Economic analyses show that non-wires alternatives such as managed EV charging in conjunction with the active engagement of customers can provide positive benefits and be cost-effective for both the utility and its customers. Typically, owners of EVs are already environmentally conscientious and more willing to participate in programs that help reduce their costs so long as it does not impact the way they use their vehicle or leave them with inadequate charge in the morning.
A managed EV program starts by engaging customers to find out their EV charging preferences (that is, how many EVs do they own, when they normally leave in the morning, how much they typically drive each day, how much charge they prefer to have when they leave in the morning, when they typically get home, and when they usually plug in their EV). Based on customer preference and driving habits determined by EVSE data and a combination of EVSE and AMI data with advanced analytics, the program determines the best EV charging cycle (including throttling and staggering) that not only meets the customer's preferences but also reduces their EV charging costs while simultaneously reducing load and voltage surges on the transformer. This "light touch" strategy allows customers to save on their EV charging costs and eliminates the anxiety customers have while making decisions on when to charge. Importantly, because EV managed charging also simultaneously controls loads and voltages at the transformer, it provides benefits to both the utility and its customers.

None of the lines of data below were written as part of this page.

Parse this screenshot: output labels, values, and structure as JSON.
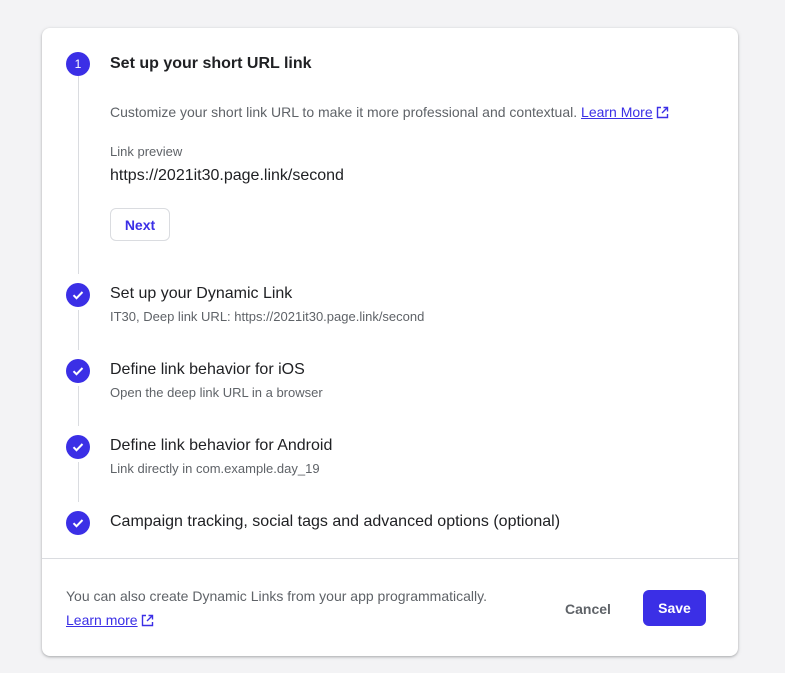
{
  "colors": {
    "accent": "#3b2fe6",
    "text_primary": "#202124",
    "text_secondary": "#5f6368",
    "divider": "#dadce0"
  },
  "steps": [
    {
      "number": "1",
      "state": "active",
      "title": "Set up your short URL link",
      "description": "Customize your short link URL to make it more professional and contextual.",
      "learn_more": "Learn More",
      "preview_label": "Link preview",
      "preview_value": "https://2021it30.page.link/second",
      "next_label": "Next"
    },
    {
      "state": "complete",
      "icon": "check-icon",
      "title": "Set up your Dynamic Link",
      "subtitle": "IT30, Deep link URL: https://2021it30.page.link/second"
    },
    {
      "state": "complete",
      "icon": "check-icon",
      "title": "Define link behavior for iOS",
      "subtitle": "Open the deep link URL in a browser"
    },
    {
      "state": "complete",
      "icon": "check-icon",
      "title": "Define link behavior for Android",
      "subtitle": "Link directly in com.example.day_19"
    },
    {
      "state": "complete",
      "icon": "check-icon",
      "title": "Campaign tracking, social tags and advanced options (optional)"
    }
  ],
  "footer": {
    "text": "You can also create Dynamic Links from your app programmatically.",
    "learn_more": "Learn more",
    "cancel_label": "Cancel",
    "save_label": "Save"
  }
}
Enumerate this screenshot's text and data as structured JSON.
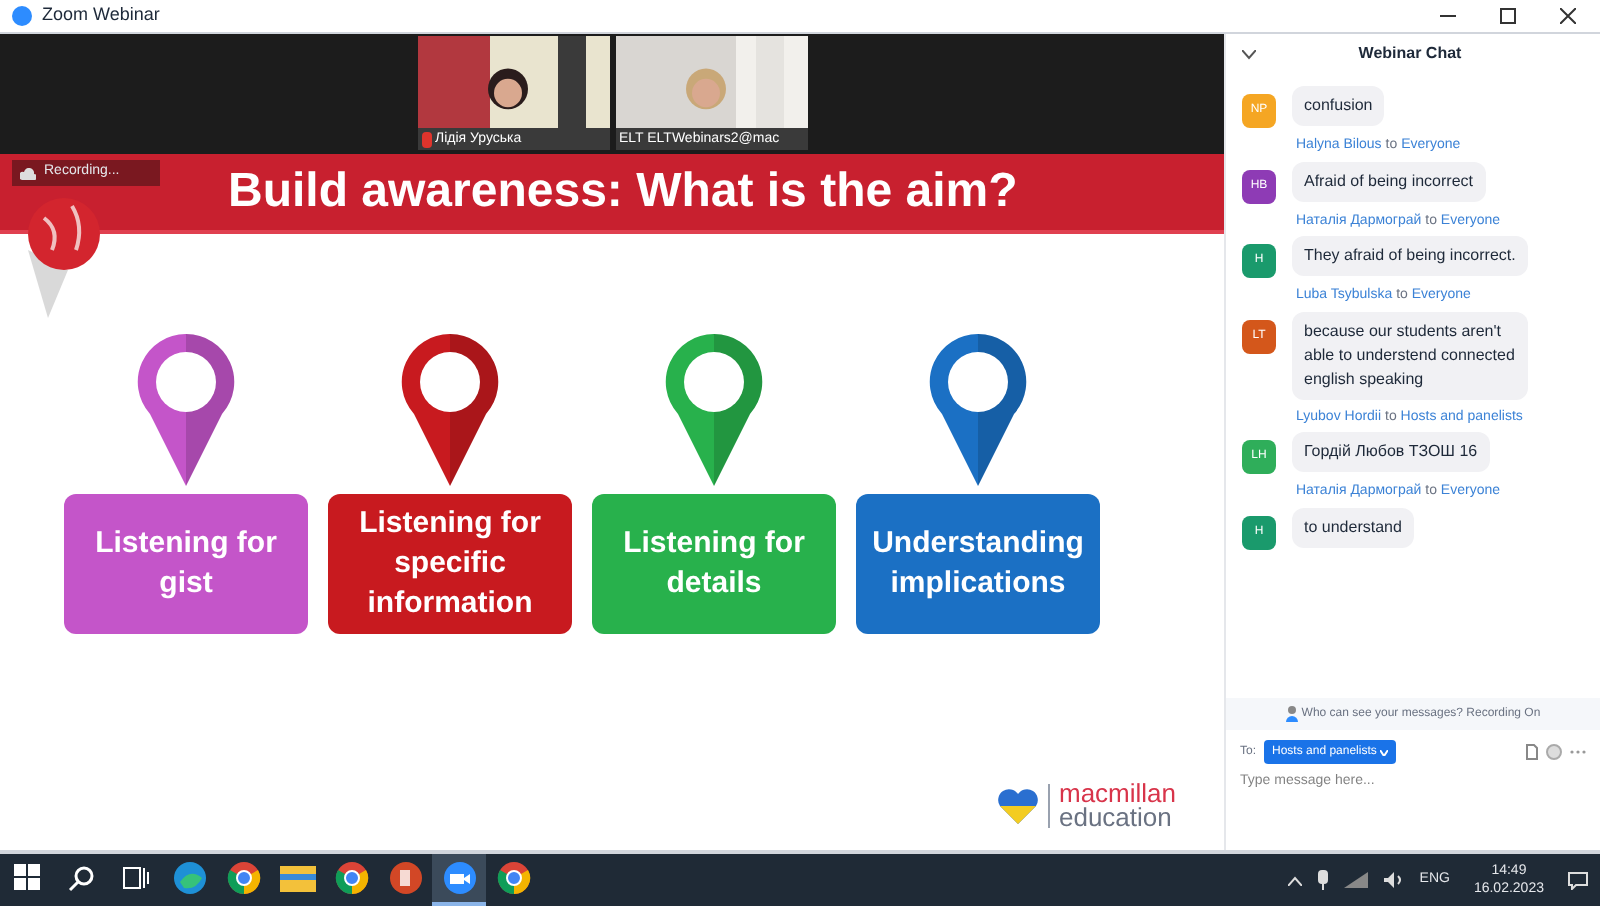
{
  "window": {
    "title": "Zoom Webinar"
  },
  "videos": [
    {
      "name": "Лідія Уруська",
      "muted": true
    },
    {
      "name": "ELT ELTWebinars2@mac",
      "muted": false
    }
  ],
  "recording": {
    "label": "Recording..."
  },
  "slide": {
    "title": "Build awareness: What is the aim?",
    "cards": [
      {
        "label": "Listening for gist",
        "color": "#c455c9"
      },
      {
        "label": "Listening for specific information",
        "color": "#c81a1f"
      },
      {
        "label": "Listening for details",
        "color": "#28b14c"
      },
      {
        "label": "Understanding implications",
        "color": "#1b70c4"
      }
    ],
    "logo": {
      "line_1": "macmillan",
      "line_2": "education"
    }
  },
  "chat": {
    "title": "Webinar Chat",
    "messages": [
      {
        "initials": "NP",
        "color": "#f5a623",
        "text": "confusion"
      },
      {
        "sender": "Halyna Bilous",
        "to": "to",
        "recipient": "Everyone",
        "initials": "HB",
        "color": "#8e3bb5",
        "text": "Afraid of being incorrect"
      },
      {
        "sender": "Наталія Дармограй",
        "to": "to",
        "recipient": "Everyone",
        "initials": "H",
        "color": "#1a9a6c",
        "text": "They afraid of being incorrect."
      },
      {
        "sender": "Luba Tsybulska",
        "to": "to",
        "recipient": "Everyone",
        "initials": "LT",
        "color": "#d4571b",
        "text": "because our students aren't able to understend connected english speaking"
      },
      {
        "sender": "Lyubov Hordii",
        "to": "to",
        "recipient": "Hosts and panelists",
        "initials": "LH",
        "color": "#2fae5a",
        "text": "Гордій Любов ТЗОШ 16"
      },
      {
        "sender": "Наталія Дармограй",
        "to": "to",
        "recipient": "Everyone",
        "initials": "H",
        "color": "#1a9a6c",
        "text": "to understand"
      }
    ],
    "notice": "Who can see your messages? Recording On",
    "to_label": "To:",
    "recipient": "Hosts and panelists",
    "placeholder": "Type message here..."
  },
  "taskbar": {
    "apps": [
      {
        "kind": "start",
        "selected": false
      },
      {
        "kind": "search",
        "selected": false
      },
      {
        "kind": "taskview",
        "selected": false
      },
      {
        "kind": "edge",
        "selected": false
      },
      {
        "kind": "chrome",
        "selected": false
      },
      {
        "kind": "folder",
        "selected": false
      },
      {
        "kind": "chrome",
        "selected": false
      },
      {
        "kind": "powerpoint",
        "selected": false
      },
      {
        "kind": "zoom",
        "selected": true
      },
      {
        "kind": "chrome",
        "selected": false
      }
    ],
    "language": "ENG",
    "time": "14:49",
    "date": "16.02.2023"
  }
}
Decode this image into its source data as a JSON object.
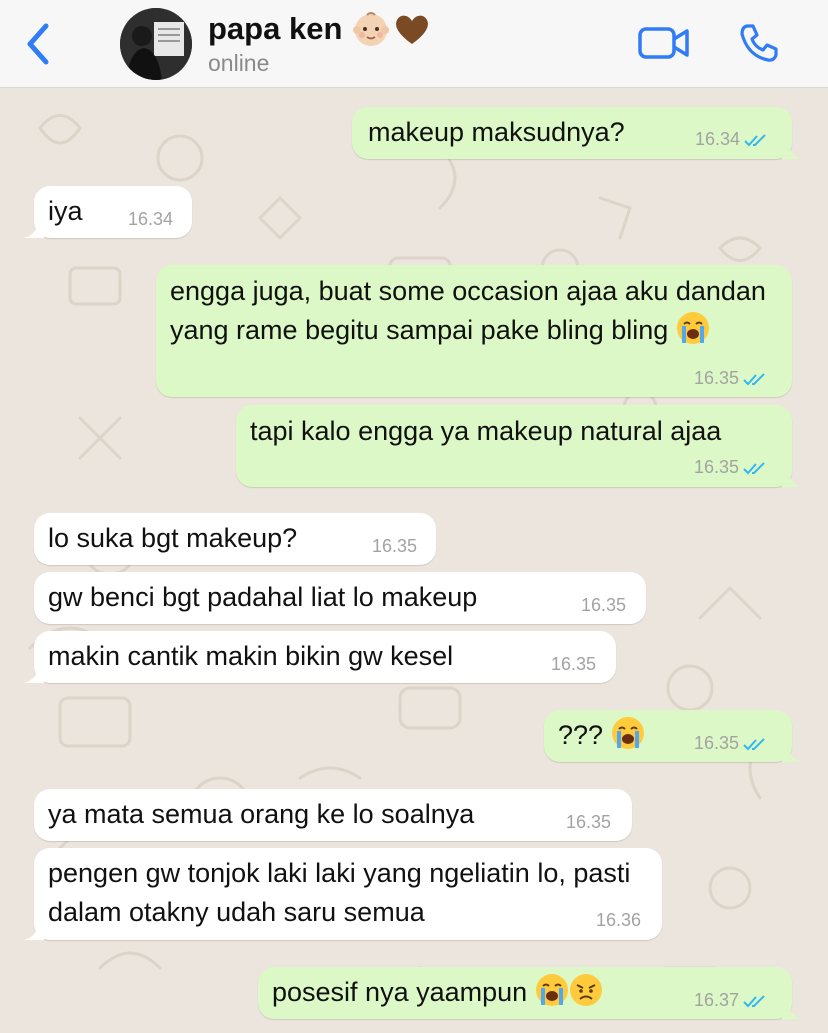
{
  "header": {
    "contact_name": "papa ken",
    "status": "online",
    "name_emojis": [
      "baby-emoji",
      "brown-heart-emoji"
    ]
  },
  "colors": {
    "accent": "#2F7CF6",
    "outgoing_bubble": "#DCF8C6",
    "incoming_bubble": "#FFFFFF",
    "chat_background": "#ECE5DD",
    "read_ticks": "#34B7F1"
  },
  "messages": [
    {
      "dir": "out",
      "text": "makeup maksudnya?",
      "time": "16.34",
      "read": true
    },
    {
      "dir": "in",
      "text": "iya",
      "time": "16.34"
    },
    {
      "dir": "out",
      "text": "engga juga, buat some occasion ajaa aku dandan yang rame begitu sampai pake bling bling",
      "emoji": "loudly-crying-face",
      "time": "16.35",
      "read": true
    },
    {
      "dir": "out",
      "text": "tapi kalo engga ya makeup natural ajaa",
      "time": "16.35",
      "read": true
    },
    {
      "dir": "in",
      "text": "lo suka bgt makeup?",
      "time": "16.35"
    },
    {
      "dir": "in",
      "text": "gw benci bgt padahal liat lo makeup",
      "time": "16.35"
    },
    {
      "dir": "in",
      "text": "makin cantik makin bikin gw kesel",
      "time": "16.35"
    },
    {
      "dir": "out",
      "text": "???",
      "emoji": "loudly-crying-face",
      "time": "16.35",
      "read": true
    },
    {
      "dir": "in",
      "text": "ya mata semua orang ke lo soalnya",
      "time": "16.35"
    },
    {
      "dir": "in",
      "text": "pengen gw tonjok laki laki yang ngeliatin lo, pasti dalam otakny udah saru semua",
      "time": "16.36"
    },
    {
      "dir": "out",
      "text": "posesif nya yaampun",
      "emoji": "loudly-crying-face disappointed-face",
      "time": "16.37",
      "read": true
    }
  ]
}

The graph below illustrates the extent to which EV managed charging can help reduce utility distribution CAPEX. Each line on the chart represents the possible savings in CAPEX because of shifting EV charging from current levels of on-peak charging to off-peak. The lower line (orange) represents moving EVs that typically charge 20% of the charging time during peak hours to off-peak hours. The upper line (green) represents moving EVs that typically charge 40% of charging hours on-peak to all off-peak. The chart also reflects the additional increased CAPEX savings as the number of EVs increases. A program with 5000 residential Level-2 EVSEs would not only reduce customer costs but also translate to over US$2 million annually in cost savings to a utility.
A managed EV charging approach creates happier customers, protection against transformer overloads and other distribution system devices, thus extending their longevity and providing an even better return on investment by the utility on CAPEX. Savings because of the deferred CAPEX allows a utility to use the savings to further reduce customer costs or reinvest it into other CAPEX such as grid modernization.